February 16, 2023 -- A machine learning algorithm has predicted the chances of successfully inserting a gene-edited sequence of DNA into a cell using a next-generation CRISPR-Cas9 approach.
The next-generation approach, prime editing, is still new, with the first paper describing the technique published in 2019; as such, researchers are still optimizing the technique. Prime editing expands the limited changes that are possible through base editing, an earlier CRISPR invention, by empowering scientists to replace any DNA nucleotide with any of the other four nucleotides.

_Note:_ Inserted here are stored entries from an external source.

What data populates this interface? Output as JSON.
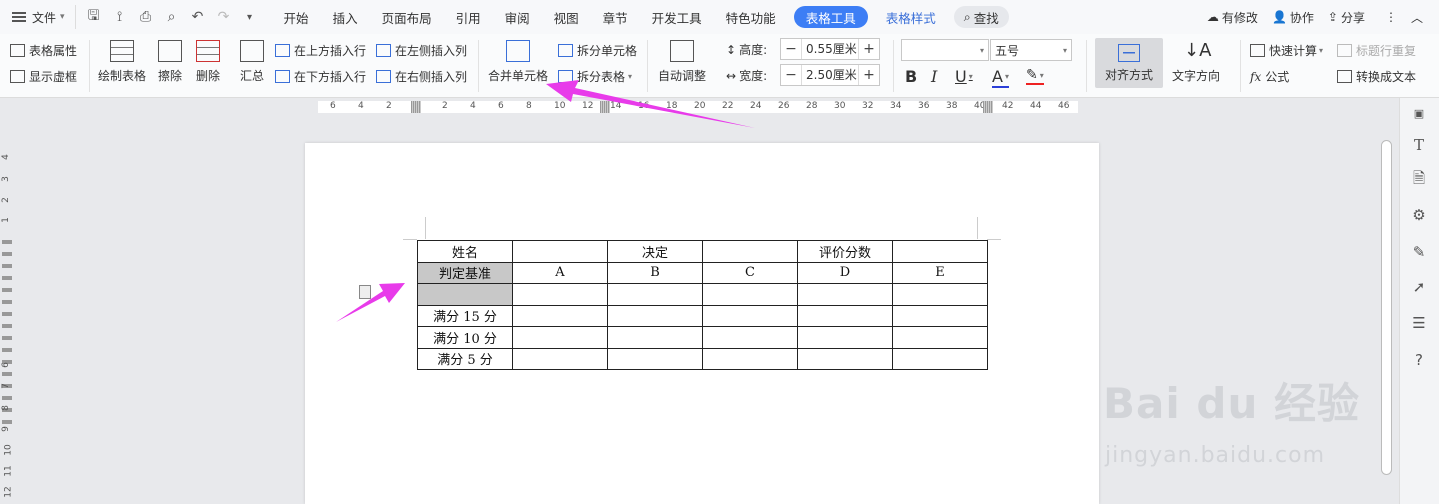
{
  "menubar": {
    "file_label": "文件",
    "tabs": [
      "开始",
      "插入",
      "页面布局",
      "引用",
      "审阅",
      "视图",
      "章节",
      "开发工具",
      "特色功能"
    ],
    "tool_tab": "表格工具",
    "tool_tab2": "表格样式",
    "search": "查找",
    "right": {
      "changes": "有修改",
      "collab": "协作",
      "share": "分享"
    }
  },
  "ribbon": {
    "table_props": "表格属性",
    "show_grid": "显示虚框",
    "draw_table": "绘制表格",
    "erase": "擦除",
    "delete": "删除",
    "summary": "汇总",
    "insert_above": "在上方插入行",
    "insert_below": "在下方插入行",
    "insert_left": "在左侧插入列",
    "insert_right": "在右侧插入列",
    "merge_cells": "合并单元格",
    "split_cells": "拆分单元格",
    "split_table": "拆分表格",
    "auto_fit": "自动调整",
    "height_label": "高度:",
    "height_value": "0.55厘米",
    "width_label": "宽度:",
    "width_value": "2.50厘米",
    "font_name": "",
    "font_size": "五号",
    "align": "对齐方式",
    "text_dir": "文字方向",
    "quick_calc": "快速计算",
    "repeat_header": "标题行重复",
    "formula": "公式",
    "convert_text": "转换成文本"
  },
  "ruler": {
    "numbers": [
      "6",
      "4",
      "2",
      "2",
      "4",
      "6",
      "8",
      "10",
      "12",
      "14",
      "16",
      "18",
      "20",
      "22",
      "24",
      "26",
      "28",
      "30",
      "32",
      "34",
      "36",
      "38",
      "40",
      "42",
      "44",
      "46"
    ],
    "vnumbers": [
      "4",
      "3",
      "2",
      "1",
      "6",
      "7",
      "8",
      "9",
      "10",
      "11",
      "12"
    ]
  },
  "table": {
    "rows": [
      [
        "姓名",
        "",
        "决定",
        "",
        "评价分数",
        ""
      ],
      [
        "判定基准",
        "A",
        "B",
        "C",
        "D",
        "E"
      ],
      [
        "",
        "",
        "",
        "",
        "",
        ""
      ],
      [
        "满分 15 分",
        "",
        "",
        "",
        "",
        ""
      ],
      [
        "满分 10 分",
        "",
        "",
        "",
        "",
        ""
      ],
      [
        "满分 5 分",
        "",
        "",
        "",
        "",
        ""
      ]
    ]
  },
  "watermark": {
    "logo": "Bai du 经验",
    "url": "jingyan.baidu.com"
  },
  "colors": {
    "accent": "#3d7ef5",
    "arrow": "#e83bea"
  }
}
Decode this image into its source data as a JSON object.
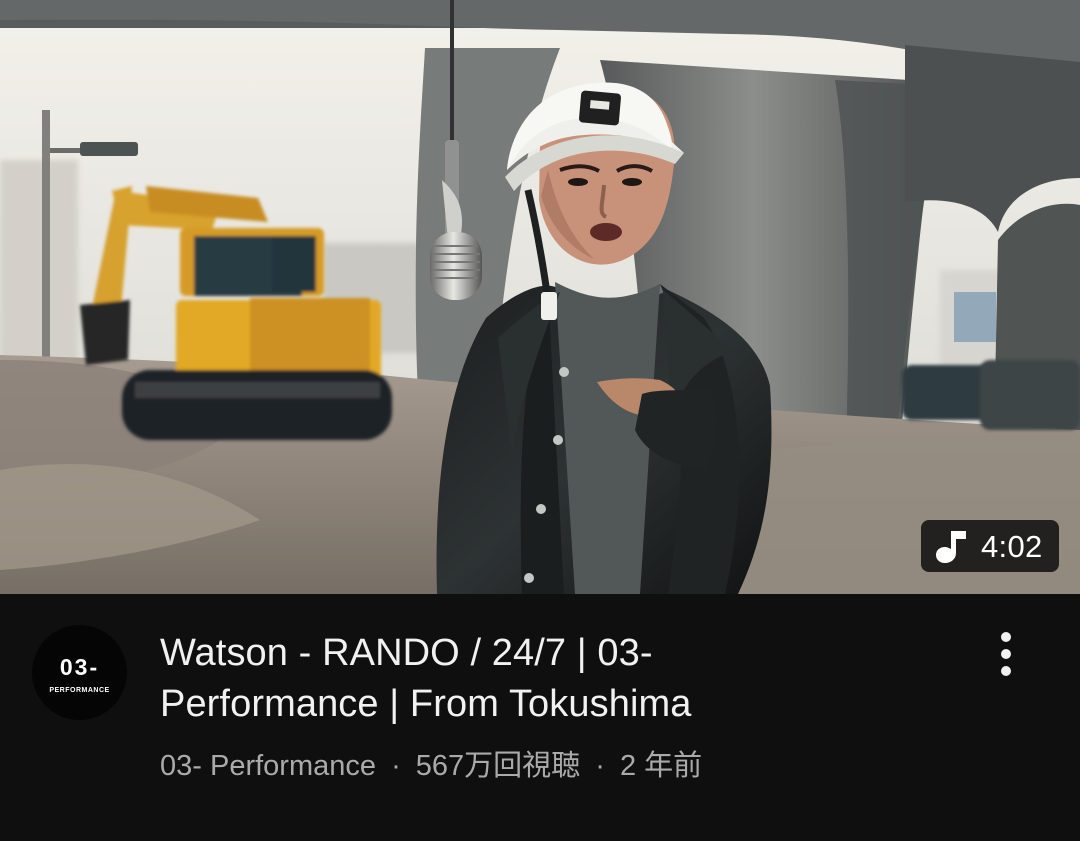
{
  "video": {
    "thumbnail_icon": "music-note-icon",
    "duration": "4:02",
    "title": "Watson - RANDO / 24/7 | 03-\nPerformance | From Tokushima",
    "channel": "03- Performance",
    "views": "567万回視聴",
    "age": "2 年前",
    "separator": "·"
  },
  "channel_avatar": {
    "main_text": "03-",
    "sub_text": "PERFORMANCE"
  },
  "menu": {
    "icon": "vertical-dots-icon"
  },
  "colors": {
    "background": "#0f0f0f",
    "primary_text": "#f1f1f1",
    "secondary_text": "#aaaaaa",
    "badge_background": "#0a0a0a"
  }
}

Although prime editing opens up new opportunities for treating genetic diseases, researchers have lacked a clear picture of the factors that determine whether a particular edit will be successful. The lack of knowledge has forced scientists to take trial-and-error approaches and has slowed their progress.
Writing in Nature Biotechnology, researchers at the Wellcome Sanger Institute describe their attempt to fill the knowledge gap. The team inserted 3,604 DNA sequences, each between one and 69 DNA bases in length, into three different human cell lines using various prime editor delivery systems. After one week, the researchers sequenced the genomes of the cells to determine if the edits were successful.
The study revealed that the length of sequence and type of DNA repair mechanism were key factors but the interplay of different elements is complex, as Jonas Koeppel, the first author of the study, explained in a statement.
"We're beginning to discover what factors improve the chances of success. Length of sequence is one of these factors, but it's not as simple as the longer the sequence the more difficult it is to insert. We also found that one type of DNA repair prevented the insertion of short sequences, whereas another type of repair prevented the insertion of long sequences," Koeppel said.
The complexity led the researchers to apply a machine-learning algorithm to the problem. The scientists trained the algorithm to detect patterns that recur in successful edits. After training the algorithm, the team used it to accurately predict the likelihood of success. The algorithm ranked the range of potential gene edits made possible by prime editing based on how likely they were to work.
Next, the collaborators plan to create models for all known human genetic diseases. The work, which will involve other research groups, could help to determine the safest and most efficient ways to make edits that correct the causes of genetic diseases and thereby help to realize the therapeutic potential of prime editing.